Konzert in Nürnberg:

CSU will Auftritt von Feine Sahne Fischfilet verhindern

Die umstrittene Band Feine Sahne Fischfilet sorgte vor der Landtagswahl in Mecklenburg-Vorpommern mit ihren Auftritten für Aufregung. In Bayern möchte ein CSU-Politiker nun ein Konzert verhindern. Die Band reagierte darauf mit einer wirklich außergewöhnlichen Aktion.

Ob Feine Sahne Fischfilet in Nürnberg auftreten wird? Ein CSU-Politiker möchte das Konzert auf jeden Fall verhindern.
ZVG / Archiv Ob Feine Sahne Fischfilet in Nürnberg auftreten wird? Ein CSU-Politiker möchte das Konzert auf jeden Fall verhindern.

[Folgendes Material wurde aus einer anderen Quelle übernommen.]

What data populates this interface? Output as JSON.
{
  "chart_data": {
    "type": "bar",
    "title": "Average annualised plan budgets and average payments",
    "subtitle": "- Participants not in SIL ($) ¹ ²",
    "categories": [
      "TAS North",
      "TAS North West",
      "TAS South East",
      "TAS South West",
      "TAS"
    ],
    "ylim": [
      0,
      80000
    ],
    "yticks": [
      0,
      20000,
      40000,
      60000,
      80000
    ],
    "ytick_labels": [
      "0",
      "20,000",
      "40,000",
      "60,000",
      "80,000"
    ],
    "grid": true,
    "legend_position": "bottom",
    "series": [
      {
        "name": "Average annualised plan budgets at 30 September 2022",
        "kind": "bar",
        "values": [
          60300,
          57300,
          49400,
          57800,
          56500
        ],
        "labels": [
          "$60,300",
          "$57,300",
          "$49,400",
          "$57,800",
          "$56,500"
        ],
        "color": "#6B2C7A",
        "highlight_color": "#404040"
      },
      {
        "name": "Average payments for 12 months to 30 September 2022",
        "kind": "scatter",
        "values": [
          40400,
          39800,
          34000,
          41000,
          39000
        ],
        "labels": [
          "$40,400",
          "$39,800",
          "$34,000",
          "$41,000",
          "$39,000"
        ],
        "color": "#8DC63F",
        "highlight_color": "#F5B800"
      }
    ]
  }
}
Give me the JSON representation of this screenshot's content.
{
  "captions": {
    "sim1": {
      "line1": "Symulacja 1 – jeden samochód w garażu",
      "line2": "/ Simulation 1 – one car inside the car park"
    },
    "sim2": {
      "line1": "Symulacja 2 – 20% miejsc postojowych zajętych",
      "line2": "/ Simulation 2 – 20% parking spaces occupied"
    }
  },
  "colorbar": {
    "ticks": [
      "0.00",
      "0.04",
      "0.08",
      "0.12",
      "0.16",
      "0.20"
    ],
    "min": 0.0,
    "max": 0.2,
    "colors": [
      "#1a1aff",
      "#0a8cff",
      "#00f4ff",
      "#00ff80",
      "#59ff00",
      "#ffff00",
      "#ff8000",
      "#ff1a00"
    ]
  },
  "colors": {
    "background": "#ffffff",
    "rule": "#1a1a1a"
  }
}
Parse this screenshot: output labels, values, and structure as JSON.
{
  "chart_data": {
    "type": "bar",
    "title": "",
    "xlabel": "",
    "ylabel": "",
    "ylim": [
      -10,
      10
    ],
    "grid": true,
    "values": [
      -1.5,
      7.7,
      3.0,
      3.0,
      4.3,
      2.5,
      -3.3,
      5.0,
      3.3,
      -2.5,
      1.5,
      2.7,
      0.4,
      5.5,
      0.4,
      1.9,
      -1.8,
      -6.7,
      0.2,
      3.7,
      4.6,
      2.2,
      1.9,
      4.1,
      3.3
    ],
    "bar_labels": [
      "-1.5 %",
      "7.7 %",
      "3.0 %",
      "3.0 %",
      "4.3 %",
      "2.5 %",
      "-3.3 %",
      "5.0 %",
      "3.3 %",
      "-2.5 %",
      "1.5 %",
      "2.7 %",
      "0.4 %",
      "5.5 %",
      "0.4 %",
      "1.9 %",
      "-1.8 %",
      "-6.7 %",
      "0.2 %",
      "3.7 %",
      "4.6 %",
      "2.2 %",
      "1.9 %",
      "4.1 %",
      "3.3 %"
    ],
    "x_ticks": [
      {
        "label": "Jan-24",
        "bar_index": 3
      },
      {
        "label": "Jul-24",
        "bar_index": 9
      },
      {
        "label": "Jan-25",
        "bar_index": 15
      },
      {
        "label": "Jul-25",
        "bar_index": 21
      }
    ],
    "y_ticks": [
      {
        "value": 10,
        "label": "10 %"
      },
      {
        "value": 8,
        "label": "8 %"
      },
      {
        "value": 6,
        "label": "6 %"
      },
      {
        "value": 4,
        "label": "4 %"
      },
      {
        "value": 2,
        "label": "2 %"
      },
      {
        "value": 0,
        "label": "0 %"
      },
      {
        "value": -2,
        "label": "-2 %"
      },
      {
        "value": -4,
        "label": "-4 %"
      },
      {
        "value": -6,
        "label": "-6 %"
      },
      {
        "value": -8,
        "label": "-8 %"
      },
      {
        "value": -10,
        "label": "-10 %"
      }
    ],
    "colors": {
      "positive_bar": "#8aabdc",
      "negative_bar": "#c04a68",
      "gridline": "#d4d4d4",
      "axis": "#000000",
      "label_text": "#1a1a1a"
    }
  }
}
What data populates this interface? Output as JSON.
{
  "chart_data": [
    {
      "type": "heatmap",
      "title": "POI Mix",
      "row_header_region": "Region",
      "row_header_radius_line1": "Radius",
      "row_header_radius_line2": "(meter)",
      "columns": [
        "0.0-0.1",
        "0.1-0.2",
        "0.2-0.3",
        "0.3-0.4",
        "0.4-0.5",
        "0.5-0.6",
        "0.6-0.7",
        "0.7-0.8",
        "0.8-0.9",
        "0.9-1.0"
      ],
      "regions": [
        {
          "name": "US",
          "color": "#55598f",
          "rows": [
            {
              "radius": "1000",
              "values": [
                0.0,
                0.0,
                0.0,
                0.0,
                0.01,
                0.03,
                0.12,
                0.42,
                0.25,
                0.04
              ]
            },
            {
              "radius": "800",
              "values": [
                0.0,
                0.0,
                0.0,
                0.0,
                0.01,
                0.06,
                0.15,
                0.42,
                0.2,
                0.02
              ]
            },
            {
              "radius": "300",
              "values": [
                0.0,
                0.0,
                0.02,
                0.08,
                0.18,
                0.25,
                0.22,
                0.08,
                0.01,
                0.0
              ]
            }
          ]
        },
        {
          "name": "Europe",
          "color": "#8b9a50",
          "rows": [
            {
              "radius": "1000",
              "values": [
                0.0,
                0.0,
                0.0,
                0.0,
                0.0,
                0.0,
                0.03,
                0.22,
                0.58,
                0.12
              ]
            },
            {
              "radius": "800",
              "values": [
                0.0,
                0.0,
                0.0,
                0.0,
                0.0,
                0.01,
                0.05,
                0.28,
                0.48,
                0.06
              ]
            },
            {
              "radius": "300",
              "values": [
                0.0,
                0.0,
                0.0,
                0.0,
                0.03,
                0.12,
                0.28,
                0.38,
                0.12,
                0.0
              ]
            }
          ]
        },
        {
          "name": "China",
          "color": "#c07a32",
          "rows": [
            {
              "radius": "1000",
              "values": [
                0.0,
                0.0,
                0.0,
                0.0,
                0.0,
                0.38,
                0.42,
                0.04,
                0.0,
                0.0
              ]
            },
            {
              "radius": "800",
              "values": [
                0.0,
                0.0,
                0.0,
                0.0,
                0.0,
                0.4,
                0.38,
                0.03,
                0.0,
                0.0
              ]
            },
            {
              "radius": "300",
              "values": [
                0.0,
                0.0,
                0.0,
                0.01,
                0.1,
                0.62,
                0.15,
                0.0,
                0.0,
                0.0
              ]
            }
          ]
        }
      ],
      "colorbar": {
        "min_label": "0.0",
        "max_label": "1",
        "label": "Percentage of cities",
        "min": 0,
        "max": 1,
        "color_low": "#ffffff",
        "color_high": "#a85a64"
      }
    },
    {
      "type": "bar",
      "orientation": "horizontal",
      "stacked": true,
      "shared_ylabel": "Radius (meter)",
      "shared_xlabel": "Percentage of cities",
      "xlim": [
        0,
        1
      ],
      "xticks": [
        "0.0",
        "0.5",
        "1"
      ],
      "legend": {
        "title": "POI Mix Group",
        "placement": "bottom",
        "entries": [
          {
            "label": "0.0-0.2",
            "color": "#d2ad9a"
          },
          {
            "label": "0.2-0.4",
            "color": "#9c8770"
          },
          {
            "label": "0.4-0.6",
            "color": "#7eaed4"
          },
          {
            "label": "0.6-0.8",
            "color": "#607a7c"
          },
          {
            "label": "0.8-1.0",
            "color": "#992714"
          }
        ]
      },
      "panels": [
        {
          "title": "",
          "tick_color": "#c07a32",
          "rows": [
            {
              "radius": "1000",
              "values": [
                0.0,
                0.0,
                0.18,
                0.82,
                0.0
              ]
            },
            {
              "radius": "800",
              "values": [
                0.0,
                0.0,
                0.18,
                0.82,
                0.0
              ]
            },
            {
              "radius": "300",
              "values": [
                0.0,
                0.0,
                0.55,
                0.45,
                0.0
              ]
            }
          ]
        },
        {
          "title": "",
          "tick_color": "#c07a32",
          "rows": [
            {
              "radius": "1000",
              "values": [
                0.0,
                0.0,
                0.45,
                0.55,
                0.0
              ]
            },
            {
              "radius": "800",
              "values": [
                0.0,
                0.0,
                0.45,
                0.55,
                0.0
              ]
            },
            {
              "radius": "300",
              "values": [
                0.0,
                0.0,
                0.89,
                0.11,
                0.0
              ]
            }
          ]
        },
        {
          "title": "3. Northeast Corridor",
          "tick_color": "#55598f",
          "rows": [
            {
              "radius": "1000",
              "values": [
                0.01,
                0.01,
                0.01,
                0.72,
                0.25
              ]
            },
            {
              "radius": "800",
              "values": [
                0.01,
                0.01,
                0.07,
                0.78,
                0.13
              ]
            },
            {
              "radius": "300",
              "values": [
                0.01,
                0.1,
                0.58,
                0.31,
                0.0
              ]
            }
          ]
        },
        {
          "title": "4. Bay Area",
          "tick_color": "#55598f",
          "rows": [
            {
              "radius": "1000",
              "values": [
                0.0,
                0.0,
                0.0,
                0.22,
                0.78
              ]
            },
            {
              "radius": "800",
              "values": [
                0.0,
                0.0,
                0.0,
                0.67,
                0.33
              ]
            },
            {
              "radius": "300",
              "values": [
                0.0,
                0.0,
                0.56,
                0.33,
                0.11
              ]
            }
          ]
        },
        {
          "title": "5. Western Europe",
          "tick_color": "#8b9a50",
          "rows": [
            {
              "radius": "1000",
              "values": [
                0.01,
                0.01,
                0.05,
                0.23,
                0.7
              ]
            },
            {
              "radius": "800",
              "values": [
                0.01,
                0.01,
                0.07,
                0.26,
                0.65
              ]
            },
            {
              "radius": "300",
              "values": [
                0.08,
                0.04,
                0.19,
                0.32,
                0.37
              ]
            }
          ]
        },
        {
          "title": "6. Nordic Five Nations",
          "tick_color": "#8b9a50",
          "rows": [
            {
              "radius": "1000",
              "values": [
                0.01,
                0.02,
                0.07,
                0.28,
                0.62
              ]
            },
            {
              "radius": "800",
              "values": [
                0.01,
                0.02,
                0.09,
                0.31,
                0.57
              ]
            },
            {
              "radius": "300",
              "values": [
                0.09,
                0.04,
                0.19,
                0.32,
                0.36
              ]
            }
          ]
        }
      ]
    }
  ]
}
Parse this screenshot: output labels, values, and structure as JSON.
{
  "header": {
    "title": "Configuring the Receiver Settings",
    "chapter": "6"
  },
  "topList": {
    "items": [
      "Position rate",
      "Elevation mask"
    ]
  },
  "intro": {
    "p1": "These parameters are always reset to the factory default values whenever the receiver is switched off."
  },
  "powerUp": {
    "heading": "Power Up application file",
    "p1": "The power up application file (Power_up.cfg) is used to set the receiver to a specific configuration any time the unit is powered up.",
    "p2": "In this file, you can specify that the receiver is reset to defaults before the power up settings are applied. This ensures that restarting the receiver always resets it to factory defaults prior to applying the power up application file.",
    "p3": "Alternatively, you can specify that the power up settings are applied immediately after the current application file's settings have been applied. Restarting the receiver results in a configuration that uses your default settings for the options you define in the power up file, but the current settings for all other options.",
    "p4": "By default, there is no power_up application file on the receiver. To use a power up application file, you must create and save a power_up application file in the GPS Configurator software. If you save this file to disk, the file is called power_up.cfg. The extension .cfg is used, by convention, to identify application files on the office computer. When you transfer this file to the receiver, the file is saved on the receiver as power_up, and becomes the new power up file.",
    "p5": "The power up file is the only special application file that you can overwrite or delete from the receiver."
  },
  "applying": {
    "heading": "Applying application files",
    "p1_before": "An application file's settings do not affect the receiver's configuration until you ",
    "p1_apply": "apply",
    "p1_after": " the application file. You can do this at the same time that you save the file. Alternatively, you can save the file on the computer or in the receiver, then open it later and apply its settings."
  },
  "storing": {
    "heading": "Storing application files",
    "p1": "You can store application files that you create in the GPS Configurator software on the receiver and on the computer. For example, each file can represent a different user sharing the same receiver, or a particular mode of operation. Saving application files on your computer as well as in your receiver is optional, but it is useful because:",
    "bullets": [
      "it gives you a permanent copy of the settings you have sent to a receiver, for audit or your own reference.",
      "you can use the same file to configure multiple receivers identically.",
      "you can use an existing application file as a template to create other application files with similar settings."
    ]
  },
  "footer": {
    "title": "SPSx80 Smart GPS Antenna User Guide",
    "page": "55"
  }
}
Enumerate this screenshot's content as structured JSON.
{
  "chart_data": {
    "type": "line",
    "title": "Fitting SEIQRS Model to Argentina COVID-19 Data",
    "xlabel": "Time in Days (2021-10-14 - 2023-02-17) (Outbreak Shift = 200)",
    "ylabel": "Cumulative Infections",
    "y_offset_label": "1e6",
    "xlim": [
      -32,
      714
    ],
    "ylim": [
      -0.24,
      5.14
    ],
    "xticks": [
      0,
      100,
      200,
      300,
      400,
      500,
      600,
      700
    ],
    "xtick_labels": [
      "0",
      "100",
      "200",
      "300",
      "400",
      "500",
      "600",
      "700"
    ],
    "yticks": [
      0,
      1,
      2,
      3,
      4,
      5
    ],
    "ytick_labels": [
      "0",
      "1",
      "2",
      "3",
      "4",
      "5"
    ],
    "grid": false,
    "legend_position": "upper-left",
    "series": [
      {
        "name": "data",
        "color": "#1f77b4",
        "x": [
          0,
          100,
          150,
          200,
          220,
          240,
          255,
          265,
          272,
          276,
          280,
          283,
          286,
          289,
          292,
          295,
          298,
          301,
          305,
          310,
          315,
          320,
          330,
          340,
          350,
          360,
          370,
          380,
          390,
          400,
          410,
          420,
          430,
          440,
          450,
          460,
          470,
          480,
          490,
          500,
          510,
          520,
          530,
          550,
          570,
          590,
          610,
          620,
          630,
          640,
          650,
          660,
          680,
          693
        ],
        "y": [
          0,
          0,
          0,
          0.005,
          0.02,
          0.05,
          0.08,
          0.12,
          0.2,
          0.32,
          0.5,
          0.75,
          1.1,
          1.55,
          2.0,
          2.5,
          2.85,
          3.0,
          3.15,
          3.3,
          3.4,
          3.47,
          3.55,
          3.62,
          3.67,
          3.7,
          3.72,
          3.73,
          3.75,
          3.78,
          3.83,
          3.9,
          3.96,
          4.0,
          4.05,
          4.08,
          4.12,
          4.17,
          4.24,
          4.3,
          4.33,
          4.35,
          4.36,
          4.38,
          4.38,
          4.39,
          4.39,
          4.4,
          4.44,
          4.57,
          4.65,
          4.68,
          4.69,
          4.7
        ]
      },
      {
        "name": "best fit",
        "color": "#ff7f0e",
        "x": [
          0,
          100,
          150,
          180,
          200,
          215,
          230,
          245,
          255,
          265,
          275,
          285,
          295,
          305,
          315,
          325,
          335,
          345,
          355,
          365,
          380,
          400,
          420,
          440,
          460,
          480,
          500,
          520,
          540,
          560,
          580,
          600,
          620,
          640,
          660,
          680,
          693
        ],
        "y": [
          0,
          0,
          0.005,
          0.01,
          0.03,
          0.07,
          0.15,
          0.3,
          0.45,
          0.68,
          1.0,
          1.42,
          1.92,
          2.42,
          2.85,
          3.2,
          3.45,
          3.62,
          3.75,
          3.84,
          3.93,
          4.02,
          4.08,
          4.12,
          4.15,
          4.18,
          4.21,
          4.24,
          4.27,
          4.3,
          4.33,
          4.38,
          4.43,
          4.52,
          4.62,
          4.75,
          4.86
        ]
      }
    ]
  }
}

Vor wenigen Wochen sorgten Feine Sahne Fischfilet gemeinsam mit dem Rapper Marteria und Tote-Hosen-Sänger Campino für Stimmung vor dem Anklamer Bahnhof. Kurz vor den Landtagswahlen wollten die Musiker damit ein Zeichen gegen Rechts setzen. Ende November geht die Band auf Deutschland-Tour. Am 2. Dezember wollen Feine Sahne Fischfilet ein Konzert in Nürnberg geben.

Der CSU-Politiker Alexander Christ will den Auftritt der Band verhindern, wie die Nürnberger Ausgabe der Bildzeitung berichtete. Christ bezieht sich unter anderem auf das Lied "Staatsgewalt" der Band, in dem es heißt: "Die Bullenhelme – sie sollen fliegen. Eure Knüppel kriegt ihr in die Fresse rein. Und danach schicken wir euch nach Bayern, denn die Ostsee soll frei von Bullen sein."

"Linksextreme, gewaltverherrlichende Texte"

Christ sagte gegenüber der Zeitung, dass die Band "wegen linksextremer, gewaltverherrlichender Texte seit Jahren von den Behörden beobachtet" wird.

"Wir lassen uns von diesen Sachen nicht mehr heiß machen", sagte Sänger Monchi gegenüber dem Nordkurier. Er werde sich von seinen Texten nicht distanzieren – sagte aber auch, dass man die Band nicht auf ihre politischen Texte reduzieren solle.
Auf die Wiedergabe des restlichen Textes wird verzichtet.